Мы были спасены, но здоровье Алексея Федоровича восстанавливалось очень медленно. На третий год войны к Алексею Федоровичу стали приходить повестки из военкомата. Однажды он ушел и очень долго не возвращался. В этот раз очередь дошла до него, и он вошел в кабинет начальника под музыку своей оборонной песни, которая звучала во всех концах здания. Человек с умным интеллигентным усталым лицом поднял на него глаза и сказал на чистом русском языке: «Алексей Федорович, почему у вас нет брони?» От этого вопроса Козловский опешил и сказал, что он никогда не спрашивал, полагается ли ему бронь, и что, если понадобится, пойдет на фронт вместе с другими. «Идите в Союз композиторов, – возразил ему начальник веско и серьезно, – там должна быть ваша бронь». К этому времени должность председателя Союза композиторов стала оплачиваемой, и ее сразу после Алексея Федоровича занял всё тот же консерваторский К. Оказалось, что этот прохиндей переделал бронь Алексея Федоровича на себя. Словом, один человек пожирал жизнь другого и почему-то остался безнаказанным, и всё сошло ему с рук.

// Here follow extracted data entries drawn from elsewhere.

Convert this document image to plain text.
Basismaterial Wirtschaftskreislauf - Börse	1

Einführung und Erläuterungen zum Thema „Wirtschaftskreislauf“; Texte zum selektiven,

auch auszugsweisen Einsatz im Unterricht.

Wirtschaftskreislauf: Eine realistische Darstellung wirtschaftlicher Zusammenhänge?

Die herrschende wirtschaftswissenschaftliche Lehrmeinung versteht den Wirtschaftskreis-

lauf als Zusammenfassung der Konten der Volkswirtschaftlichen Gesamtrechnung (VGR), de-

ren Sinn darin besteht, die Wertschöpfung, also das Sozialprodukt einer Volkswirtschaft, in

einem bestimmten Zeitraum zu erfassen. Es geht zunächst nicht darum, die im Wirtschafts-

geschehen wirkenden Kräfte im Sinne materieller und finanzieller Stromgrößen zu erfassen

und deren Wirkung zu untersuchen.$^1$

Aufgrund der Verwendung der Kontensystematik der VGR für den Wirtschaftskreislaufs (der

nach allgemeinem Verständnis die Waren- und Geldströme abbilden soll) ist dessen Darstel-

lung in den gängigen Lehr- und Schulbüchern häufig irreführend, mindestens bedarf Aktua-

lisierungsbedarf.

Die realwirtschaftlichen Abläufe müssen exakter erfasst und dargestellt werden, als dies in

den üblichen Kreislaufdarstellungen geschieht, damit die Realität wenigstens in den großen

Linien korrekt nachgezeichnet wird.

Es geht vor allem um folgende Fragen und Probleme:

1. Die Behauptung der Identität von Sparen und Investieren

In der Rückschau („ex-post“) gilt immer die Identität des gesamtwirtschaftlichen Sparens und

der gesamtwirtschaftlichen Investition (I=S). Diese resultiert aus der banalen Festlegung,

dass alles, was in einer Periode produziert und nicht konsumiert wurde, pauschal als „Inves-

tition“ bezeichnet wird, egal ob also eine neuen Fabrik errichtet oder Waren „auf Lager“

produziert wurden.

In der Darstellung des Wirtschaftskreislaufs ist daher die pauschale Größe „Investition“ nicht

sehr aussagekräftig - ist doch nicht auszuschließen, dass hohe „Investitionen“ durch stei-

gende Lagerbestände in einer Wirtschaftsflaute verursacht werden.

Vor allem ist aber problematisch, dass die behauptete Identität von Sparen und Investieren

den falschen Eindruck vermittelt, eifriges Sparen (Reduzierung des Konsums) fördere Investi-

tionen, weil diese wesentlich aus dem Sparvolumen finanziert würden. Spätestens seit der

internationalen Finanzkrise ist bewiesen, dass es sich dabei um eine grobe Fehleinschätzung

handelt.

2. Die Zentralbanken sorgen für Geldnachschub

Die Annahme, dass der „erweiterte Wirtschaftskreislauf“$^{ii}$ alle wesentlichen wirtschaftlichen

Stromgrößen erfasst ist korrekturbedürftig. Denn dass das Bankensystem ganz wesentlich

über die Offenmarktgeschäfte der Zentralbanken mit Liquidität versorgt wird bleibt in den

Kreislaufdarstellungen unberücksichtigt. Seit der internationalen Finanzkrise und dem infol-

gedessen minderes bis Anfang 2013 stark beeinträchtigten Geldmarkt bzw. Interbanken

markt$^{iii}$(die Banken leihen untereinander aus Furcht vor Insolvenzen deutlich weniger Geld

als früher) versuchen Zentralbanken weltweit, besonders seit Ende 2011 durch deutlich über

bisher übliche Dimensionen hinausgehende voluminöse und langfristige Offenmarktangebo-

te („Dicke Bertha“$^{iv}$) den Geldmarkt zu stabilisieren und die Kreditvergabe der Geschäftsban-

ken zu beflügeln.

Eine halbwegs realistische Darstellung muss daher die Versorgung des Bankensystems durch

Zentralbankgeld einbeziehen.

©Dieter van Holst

Так во время героической войны, в дни великих и жертвенных усилий миллионов людей, возникали и негодяи, абсолютно лишенные нравственного чувства, непобедимые акулы, жиревшие на чужой беде. Мы победили фашизм, но хищных акул победить не можем по сей день.

89

Мать Г. Козловской умерла перед войной в 1941 г., а брат Валериан был на фронте.